You will find VehicleDetectionWithLaneLines.ipynb as the main Jupyter Notebook for this project. Since the lane line detection and vehicle detection began as separate projects, and the vehicle detection is a bit slower and more challenging, there is a separate Notebook with more commentary for that, called VehicleDetection.ipynb. Videos are provided for the results of both of these. Below is a screen shot from the combined video.

Screenshot from VehicleDetectionWithLaneLines.ipynb

Vehicle Feature Detection

One of the most critical aspects of this project is the feature detection. That is, to establish accurate detection with minimal false-positives. The data that I used was the entire collection of provided vehicle and non-vehicle images, separated into a training and test set. I did write a procedure to extract the vehicle images from the expanded image set from Udacity, but found that a lot of the images were obfuscated or were not cropped well. These probably work well enough for neural network approaches, but I opted not to take that approach in this assignment, so I did not end up using these data sets for training and testing. The reason for not taking the neural network approach was that it is clear that speed is of the essence with identifying cars, particularly with a sliding window approach, and a good convnet would be slower in identifying cars. Moreover, as I will discuss later, using a combination of SVM and decision tree classifiers, I got good performance in classification against the test set. I pre-scaled the images to 64x64 and normalized them before performing classification.
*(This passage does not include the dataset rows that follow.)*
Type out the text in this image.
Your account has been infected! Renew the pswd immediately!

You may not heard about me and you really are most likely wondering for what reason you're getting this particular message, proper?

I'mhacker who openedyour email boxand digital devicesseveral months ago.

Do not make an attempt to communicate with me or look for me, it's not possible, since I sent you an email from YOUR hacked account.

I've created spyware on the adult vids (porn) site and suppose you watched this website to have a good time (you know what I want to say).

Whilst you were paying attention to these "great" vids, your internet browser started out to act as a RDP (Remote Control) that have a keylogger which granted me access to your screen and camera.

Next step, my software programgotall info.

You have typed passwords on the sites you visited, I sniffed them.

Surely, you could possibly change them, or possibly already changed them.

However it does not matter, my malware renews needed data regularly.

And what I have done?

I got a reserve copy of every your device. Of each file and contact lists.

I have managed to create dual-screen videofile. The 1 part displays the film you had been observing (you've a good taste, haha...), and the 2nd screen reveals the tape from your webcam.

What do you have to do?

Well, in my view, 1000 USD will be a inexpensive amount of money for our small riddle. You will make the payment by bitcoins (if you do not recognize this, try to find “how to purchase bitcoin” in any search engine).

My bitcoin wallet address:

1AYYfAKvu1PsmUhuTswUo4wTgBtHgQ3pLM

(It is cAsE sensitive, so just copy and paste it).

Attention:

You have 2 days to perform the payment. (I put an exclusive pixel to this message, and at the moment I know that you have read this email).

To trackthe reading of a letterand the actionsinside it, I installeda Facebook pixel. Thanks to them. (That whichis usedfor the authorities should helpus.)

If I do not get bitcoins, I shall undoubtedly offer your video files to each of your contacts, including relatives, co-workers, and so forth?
What I found that worked best for me was a combination of spatially binned RGB data, hue and saturation data after HLS conversion, and HOG data, all in roughly equal portions. It is visually apparent that the hue information is of great use, as the cars are distinctly different hues than most of the other terrain. However, this alone gives false-positives with trees and with the white dashed lines. In practice I found that the combination of hue and saturation helped remedy some of the false-positives with things like trees. As well, geometric data from the HOG procedure further helped the classification, particularly with regard to false-positive rejection. As it turns out, simply adding in the direct spatially binned data made a significant difference as well, again with regard to false-positive rejection.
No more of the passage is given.